Data processing devices that include multiple processing engines, or cores, are known in the art. Typically, each respective core will have an associated working memory or cache. The availability of such working memory enables a processing engine of the processing device to temporarily access and store data for calculations and other work in progress in an efficient manner. Generally, this avoids having to await retrieval of data during the particular processing operation from a main memory or other source and also avoids having to store intermediate results of a particular processing operation to main memory.
Typically, a cache is configured to store a plurality of cache entries where each cache entry includes a cache line for data and a corresponding cache tag for address information associated with data stored in the cache line. Conventionally, the cache tag address information includes an invalidation flag with respect to each address stored in the cache tag. Where caches of different processors share information, invalidation flags can be used to assist in facilitating cache coherence policies, i.e. assuring that information shared by caches is the same or “valid” in each cache.
When data is accessed in a cache by its respective processing engine, it may be modified during a processing operation such that it may no longer reflect the contents of the main memory or other source where it had been retrieved. Conventionally, this results in the cache containing both “clean” and “dirty” data entries where a clean data entry accurately reflects the contents of main memory or other source as originally retrieved and where a dirty data entry may not. Caches may be configured to implement a “write through” policy such that anytime data is written back to the cache it is immediately written back to main memory which eliminates the dirty data issue. However, in various contexts, implementation of such “write through” policies may negatively effect performance or have other undesirable consequences.
With respect to cache coherency policies, there are various situations where there is an update to the value of a memory location causing a stored cache value to become invalid. Such situations and others can result in the generation of invalidation commands from various components of a data processing system.
For example, if a particular data entry in a cache is modified to contain dirty data, not only does it no longer match the data saved at the respective address in main memory, it also does not match the data for the respective address saved in other caches. Accordingly, in connection with writing dirty data to a cache, invalidation commands will be sent to other caches that are to be maintained as coherent to set to “invalid” the invalidation flag with respect to that same data address if it is stored in the other caches.
In any event, when a cache receives an invalidation command, it will normally process it to flag the corresponding data as invalid if data for the respective address if currently stored in the cache.

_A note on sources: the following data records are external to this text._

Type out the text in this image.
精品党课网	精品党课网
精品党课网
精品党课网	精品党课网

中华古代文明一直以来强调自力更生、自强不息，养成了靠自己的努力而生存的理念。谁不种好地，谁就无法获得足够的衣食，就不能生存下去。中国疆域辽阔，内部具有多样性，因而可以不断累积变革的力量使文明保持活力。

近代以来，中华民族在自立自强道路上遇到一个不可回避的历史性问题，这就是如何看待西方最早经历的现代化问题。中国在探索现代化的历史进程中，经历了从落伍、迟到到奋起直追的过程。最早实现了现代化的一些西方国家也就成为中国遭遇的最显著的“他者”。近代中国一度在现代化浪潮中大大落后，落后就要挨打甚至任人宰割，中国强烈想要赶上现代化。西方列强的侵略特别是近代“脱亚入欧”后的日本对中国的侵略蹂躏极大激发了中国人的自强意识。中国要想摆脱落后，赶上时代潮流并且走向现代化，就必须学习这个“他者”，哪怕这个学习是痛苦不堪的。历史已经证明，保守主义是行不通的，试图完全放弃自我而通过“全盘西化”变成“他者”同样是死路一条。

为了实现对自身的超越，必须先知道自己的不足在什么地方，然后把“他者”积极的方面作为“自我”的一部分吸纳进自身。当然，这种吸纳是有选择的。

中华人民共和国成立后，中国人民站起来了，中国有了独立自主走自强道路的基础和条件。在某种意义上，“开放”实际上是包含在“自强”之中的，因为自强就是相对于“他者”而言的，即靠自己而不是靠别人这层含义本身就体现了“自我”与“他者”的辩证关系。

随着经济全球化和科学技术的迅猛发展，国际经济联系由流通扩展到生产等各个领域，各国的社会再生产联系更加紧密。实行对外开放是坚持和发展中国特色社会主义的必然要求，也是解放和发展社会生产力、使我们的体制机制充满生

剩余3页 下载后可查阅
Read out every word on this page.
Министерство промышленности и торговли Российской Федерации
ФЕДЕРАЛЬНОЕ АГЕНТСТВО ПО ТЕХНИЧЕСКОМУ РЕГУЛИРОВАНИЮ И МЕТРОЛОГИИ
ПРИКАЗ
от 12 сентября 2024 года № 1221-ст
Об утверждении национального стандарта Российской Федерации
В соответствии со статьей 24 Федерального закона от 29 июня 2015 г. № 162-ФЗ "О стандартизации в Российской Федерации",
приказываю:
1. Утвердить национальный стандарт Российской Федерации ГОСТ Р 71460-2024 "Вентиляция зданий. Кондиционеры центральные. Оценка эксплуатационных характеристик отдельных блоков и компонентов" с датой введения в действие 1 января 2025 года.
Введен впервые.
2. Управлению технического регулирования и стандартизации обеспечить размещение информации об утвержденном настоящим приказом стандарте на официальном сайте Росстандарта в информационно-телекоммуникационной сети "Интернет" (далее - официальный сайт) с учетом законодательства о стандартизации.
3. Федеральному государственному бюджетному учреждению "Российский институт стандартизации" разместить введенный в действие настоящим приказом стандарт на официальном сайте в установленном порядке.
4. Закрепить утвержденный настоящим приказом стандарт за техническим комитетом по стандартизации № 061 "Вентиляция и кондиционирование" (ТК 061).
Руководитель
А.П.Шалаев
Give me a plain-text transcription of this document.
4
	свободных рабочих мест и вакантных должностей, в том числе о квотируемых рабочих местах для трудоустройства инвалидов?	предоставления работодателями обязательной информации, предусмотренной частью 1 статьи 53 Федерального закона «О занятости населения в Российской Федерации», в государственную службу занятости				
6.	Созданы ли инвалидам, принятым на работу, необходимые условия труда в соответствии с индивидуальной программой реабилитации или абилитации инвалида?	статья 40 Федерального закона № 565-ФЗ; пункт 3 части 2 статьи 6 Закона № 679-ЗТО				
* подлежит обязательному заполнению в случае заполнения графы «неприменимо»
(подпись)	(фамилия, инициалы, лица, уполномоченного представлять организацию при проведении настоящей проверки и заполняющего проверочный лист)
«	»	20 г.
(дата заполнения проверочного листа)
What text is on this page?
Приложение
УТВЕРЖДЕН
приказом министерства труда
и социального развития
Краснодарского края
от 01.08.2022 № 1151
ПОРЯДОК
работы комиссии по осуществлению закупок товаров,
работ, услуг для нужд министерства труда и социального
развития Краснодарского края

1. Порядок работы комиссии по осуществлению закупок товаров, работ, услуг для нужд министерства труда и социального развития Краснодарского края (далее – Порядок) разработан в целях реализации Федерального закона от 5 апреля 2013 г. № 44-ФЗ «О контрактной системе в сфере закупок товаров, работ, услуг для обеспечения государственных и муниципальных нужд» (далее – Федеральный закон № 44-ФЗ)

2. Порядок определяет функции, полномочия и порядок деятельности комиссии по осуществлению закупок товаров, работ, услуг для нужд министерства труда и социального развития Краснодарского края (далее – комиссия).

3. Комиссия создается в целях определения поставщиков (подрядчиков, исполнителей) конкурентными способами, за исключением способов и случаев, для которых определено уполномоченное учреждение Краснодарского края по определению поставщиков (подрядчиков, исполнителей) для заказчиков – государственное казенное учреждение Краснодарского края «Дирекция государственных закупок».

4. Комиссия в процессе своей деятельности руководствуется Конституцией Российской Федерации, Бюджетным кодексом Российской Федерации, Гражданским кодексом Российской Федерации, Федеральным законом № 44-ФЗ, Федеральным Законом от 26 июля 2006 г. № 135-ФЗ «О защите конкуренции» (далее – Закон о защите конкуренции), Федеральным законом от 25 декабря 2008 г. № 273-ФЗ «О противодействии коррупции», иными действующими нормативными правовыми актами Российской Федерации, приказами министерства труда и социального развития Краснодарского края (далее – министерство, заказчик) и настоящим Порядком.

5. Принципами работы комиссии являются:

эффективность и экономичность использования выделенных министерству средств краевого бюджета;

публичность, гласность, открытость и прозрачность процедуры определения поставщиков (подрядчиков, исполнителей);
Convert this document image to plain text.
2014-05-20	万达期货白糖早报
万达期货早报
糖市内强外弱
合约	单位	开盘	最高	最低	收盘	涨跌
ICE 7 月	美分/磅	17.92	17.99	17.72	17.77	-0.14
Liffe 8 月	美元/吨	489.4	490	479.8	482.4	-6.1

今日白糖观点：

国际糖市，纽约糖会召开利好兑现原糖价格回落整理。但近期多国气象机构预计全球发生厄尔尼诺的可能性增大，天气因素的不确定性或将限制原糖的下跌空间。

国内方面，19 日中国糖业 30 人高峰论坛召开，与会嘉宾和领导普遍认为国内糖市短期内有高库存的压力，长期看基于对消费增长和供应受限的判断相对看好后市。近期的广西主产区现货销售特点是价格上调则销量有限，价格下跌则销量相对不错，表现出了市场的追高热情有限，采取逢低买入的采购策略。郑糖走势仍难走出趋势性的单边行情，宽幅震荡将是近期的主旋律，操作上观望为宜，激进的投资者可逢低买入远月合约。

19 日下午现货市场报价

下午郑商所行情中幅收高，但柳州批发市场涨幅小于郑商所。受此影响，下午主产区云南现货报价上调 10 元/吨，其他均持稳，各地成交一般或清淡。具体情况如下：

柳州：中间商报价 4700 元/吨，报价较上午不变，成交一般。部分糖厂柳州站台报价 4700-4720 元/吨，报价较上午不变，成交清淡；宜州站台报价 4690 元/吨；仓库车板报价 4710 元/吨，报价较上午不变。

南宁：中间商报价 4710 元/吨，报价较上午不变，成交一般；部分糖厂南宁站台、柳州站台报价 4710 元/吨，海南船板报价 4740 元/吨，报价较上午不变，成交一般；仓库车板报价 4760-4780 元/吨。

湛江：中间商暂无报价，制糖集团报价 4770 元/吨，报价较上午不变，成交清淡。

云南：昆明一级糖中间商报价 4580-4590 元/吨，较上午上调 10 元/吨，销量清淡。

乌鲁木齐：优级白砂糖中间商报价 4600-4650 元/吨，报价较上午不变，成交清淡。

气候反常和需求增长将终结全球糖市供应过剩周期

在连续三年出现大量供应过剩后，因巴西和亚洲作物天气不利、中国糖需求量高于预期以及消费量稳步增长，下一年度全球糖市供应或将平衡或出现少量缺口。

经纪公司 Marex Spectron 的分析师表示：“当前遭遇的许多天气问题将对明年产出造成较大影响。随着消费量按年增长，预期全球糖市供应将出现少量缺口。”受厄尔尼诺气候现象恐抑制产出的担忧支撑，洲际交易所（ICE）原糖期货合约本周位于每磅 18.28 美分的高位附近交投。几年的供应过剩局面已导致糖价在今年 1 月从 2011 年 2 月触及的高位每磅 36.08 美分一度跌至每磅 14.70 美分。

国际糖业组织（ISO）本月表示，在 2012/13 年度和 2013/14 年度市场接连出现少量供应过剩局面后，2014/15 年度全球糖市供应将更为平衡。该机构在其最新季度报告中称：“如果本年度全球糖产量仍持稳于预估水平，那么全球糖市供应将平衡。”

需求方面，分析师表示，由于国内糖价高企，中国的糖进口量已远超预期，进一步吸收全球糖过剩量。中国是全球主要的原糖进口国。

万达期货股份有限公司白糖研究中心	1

At the same time, the cache may be receiving multiple other commands so that the order of processing commands requires arbitration and can produce processing delays, i.e. latency, in the processing of commands that can affect overall processing performance.
Caches coherence policies may generally be employed with any type or combination of types of data processing components, including, but not limited to, central processing units (CPUs), graphics processing units (GPUs), and accelerated processing units (APUs).